Another refinement in fracking – one that makes the technique more environmentally friendly – is making life tougher for the equipment involved. This is a trend to reuse ‘returned water’ – that has already been used in a fracking operation – without treatment to remove the contaminants, mainly salt and particles of rock, that it will have picked up during that application. 

In the early days, there was an assumption that the water used in a fracturing operation had to be of the same quality as that delivered from a domestic tap, says Poole. Hence the water recovered from a fracturing operation – about 80% of that initially injected – had to be taken off-site for the appropriate treatment.

Now, though, returned water is increasingly being reused. This approach was pioneered by Halliburton, the company that carried out the first commercial fracking operations. It means the fluid that passes through the pumps will be both “corrosive and erosive”, says Poole. Weir has enhanced its equipment to allow it to cope with this new set of demands.

If the US experience were to be repeated on this side of the Atlantic, just how much shale gas is there underneath the UK’s landmass? 

Analysis of the available data is likely to come up with only an approximation, says Mike Stephenson, director of science and technology for the British Geological Survey (BGS), part of the UK’s Natural Environment Research Council, which last year published probably the most detailed attempt to estimate shale gas resources in a particular area yet carried out in Europe.

The report, commissioned from the BGS by the Department of Energy and Climate Change, focused on one of the UK’s primary areas for prospective shale gas exploitation – the Bowland-Hodder shale formation that lies under an area encompassing much of Lancashire and Yorkshire and, at its southern fringe, parts of Cheshire, Derbyshire, Nottinghamshire and Lincolnshire.

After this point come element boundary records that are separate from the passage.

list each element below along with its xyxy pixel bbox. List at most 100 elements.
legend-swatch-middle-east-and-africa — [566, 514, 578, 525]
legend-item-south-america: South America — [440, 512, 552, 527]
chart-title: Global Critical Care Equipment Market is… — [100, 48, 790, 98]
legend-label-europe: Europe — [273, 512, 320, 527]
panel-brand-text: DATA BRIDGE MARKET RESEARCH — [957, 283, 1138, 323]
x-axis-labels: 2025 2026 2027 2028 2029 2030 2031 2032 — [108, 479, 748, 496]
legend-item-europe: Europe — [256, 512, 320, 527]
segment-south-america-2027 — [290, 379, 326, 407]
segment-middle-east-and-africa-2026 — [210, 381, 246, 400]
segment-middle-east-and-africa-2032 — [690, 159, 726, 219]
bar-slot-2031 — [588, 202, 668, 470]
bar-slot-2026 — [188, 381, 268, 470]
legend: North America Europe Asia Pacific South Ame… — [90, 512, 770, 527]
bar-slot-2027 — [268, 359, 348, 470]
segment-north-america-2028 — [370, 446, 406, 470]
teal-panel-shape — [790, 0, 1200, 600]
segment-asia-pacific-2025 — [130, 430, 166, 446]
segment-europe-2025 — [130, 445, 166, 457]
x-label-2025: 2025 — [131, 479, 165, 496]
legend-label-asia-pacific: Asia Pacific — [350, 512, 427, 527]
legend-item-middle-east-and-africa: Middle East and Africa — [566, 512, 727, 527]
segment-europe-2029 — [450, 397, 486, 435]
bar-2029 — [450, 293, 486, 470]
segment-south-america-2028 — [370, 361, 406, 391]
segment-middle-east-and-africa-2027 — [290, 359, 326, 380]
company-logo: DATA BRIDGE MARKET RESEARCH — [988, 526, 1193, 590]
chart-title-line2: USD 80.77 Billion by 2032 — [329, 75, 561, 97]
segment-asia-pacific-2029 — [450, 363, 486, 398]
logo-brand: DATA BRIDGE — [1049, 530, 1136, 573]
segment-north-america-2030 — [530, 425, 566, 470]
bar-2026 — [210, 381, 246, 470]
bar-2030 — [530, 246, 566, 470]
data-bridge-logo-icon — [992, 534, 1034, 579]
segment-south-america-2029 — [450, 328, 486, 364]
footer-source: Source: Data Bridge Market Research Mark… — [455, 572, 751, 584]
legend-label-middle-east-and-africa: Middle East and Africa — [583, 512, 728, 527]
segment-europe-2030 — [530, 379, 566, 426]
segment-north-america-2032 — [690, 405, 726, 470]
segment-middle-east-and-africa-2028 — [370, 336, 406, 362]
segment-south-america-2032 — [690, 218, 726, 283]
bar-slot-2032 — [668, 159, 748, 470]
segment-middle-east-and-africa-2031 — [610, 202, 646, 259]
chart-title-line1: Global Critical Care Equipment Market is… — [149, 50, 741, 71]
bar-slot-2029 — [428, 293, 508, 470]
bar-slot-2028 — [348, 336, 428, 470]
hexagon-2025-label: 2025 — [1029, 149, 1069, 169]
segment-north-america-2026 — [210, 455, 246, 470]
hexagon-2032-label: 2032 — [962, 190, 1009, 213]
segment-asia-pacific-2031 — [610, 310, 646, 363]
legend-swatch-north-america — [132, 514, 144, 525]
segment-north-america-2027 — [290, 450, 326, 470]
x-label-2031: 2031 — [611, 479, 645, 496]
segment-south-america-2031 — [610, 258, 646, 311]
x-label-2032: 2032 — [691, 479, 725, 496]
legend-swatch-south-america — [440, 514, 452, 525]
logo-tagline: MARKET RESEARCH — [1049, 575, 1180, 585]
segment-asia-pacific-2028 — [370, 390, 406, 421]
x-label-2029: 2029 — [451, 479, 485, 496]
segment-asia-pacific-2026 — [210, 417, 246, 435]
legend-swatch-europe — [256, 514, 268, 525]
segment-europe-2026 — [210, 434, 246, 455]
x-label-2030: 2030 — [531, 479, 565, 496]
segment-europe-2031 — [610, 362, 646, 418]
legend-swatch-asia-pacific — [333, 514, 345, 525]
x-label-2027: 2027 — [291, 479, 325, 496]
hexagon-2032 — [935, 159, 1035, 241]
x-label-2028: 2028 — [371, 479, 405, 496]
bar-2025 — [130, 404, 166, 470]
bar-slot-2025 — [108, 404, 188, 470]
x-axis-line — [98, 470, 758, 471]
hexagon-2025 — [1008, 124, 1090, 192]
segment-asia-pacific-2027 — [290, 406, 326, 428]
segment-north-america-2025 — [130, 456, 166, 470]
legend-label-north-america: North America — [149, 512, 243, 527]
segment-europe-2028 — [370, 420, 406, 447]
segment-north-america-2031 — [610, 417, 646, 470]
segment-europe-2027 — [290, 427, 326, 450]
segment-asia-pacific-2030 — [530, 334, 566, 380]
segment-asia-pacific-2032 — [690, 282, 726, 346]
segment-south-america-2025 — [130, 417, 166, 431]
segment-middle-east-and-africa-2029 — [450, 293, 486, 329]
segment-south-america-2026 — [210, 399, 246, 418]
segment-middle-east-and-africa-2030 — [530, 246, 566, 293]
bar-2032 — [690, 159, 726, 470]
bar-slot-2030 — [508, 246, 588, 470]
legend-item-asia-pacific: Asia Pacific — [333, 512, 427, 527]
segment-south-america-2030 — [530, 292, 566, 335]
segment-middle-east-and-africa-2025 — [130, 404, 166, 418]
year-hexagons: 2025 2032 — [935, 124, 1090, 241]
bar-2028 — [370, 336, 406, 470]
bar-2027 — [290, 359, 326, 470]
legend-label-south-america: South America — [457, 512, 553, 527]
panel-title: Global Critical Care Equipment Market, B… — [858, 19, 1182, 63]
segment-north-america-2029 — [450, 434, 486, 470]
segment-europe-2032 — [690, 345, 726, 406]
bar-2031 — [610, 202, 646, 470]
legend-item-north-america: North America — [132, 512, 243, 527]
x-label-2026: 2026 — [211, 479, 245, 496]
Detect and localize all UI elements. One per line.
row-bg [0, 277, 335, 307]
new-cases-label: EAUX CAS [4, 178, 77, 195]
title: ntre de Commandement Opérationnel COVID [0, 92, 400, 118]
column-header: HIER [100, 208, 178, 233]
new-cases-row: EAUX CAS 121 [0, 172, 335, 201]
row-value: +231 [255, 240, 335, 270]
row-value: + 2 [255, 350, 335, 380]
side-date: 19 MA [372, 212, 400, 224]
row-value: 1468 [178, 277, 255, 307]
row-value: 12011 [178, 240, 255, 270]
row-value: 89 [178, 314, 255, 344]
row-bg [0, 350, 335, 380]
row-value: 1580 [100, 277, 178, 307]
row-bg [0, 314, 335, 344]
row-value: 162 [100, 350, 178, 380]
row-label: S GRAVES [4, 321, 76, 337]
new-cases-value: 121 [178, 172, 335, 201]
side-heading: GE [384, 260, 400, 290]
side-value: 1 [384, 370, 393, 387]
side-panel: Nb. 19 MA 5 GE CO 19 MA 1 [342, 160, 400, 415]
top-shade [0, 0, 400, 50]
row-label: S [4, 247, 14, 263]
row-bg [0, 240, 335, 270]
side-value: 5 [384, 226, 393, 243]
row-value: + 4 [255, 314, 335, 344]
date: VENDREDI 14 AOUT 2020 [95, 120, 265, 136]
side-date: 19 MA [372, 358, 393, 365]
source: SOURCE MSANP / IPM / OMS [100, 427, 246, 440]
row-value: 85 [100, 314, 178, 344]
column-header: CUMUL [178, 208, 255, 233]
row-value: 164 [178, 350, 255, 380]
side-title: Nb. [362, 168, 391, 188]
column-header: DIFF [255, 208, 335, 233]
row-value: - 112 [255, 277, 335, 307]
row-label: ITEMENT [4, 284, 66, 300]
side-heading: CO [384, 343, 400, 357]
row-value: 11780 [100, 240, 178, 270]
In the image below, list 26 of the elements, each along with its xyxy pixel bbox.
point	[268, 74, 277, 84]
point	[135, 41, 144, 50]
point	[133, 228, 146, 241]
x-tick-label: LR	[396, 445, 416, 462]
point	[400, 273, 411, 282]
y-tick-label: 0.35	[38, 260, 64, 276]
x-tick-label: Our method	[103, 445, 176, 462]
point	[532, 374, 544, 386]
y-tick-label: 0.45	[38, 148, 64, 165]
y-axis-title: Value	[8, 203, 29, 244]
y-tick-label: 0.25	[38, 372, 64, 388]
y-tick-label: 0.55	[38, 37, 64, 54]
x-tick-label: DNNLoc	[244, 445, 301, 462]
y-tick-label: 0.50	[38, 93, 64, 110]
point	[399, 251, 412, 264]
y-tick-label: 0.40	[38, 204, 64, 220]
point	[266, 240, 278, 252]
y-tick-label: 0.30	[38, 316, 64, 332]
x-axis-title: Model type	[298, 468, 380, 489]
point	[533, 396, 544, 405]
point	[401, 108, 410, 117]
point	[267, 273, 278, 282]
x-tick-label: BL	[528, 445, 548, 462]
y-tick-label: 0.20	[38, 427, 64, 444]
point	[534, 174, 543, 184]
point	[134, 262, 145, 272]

The study is based on information derived from seismic and geological testing in the past and on core samples extracted from the boreholes that have been drilled in the area previously, says Stephenson. The resulting data was then loaded into a 3D computer model to produce what he says is an accurate representation of shale formations in the area.

Nevertheless, the study provides only a broad estimate of the region’s potential. The reason for this involves an understanding of the distinction between the terms ‘resources’ and ‘reserves’, he says. The first refers to the total shale gas that may exist in an area, whereas the second is the proportion of that amount that may be practicably recoverable.

The amount of reserves depends on geology and technology but also political and social aspects. Whatever the amount of shale gas that may exist, public opinion must accept that it can be extracted safely as well as economically.

As for resources, not only is it necessary to know the extent of the shales involved but also the actual concentration of hydrocarbons they may contain. Ultimately, the only way to discover that is to drill into them, says Stephenson. So until targeted exploratory drilling takes place, only estimates based on likely concentrations can be hazarded. 

Nevertheless, even this one area could offer substantial prospective resources – the report estimates that at least 23.28 trillion m3 of shale gas are likely to be in place and possibly as much as 64.62 trillion m3

To put those figures in context, UK imports of natural gas in the first six months of 2013 were around 28.3168 billion m3.

The Bowland region is just one of several areas in the UK that include shale formations likely to contain recoverable gas. Others are the central Lowlands of Scotland, Hampshire, South Wales and the Weald area in southern England. In the last-mentioned area, the BGS has been carrying out a similar exercise to estimate resources, and the resulting report is due for publication soon.

The UK is coming to a pivotal decision-making point in its energy policies. A potentially massive resource exists that can be exploited without the need for any great technological innovation. Instead, the battle will most likely involve fears of environmental degradation and prejudice against the use of hydrocarbon fuels.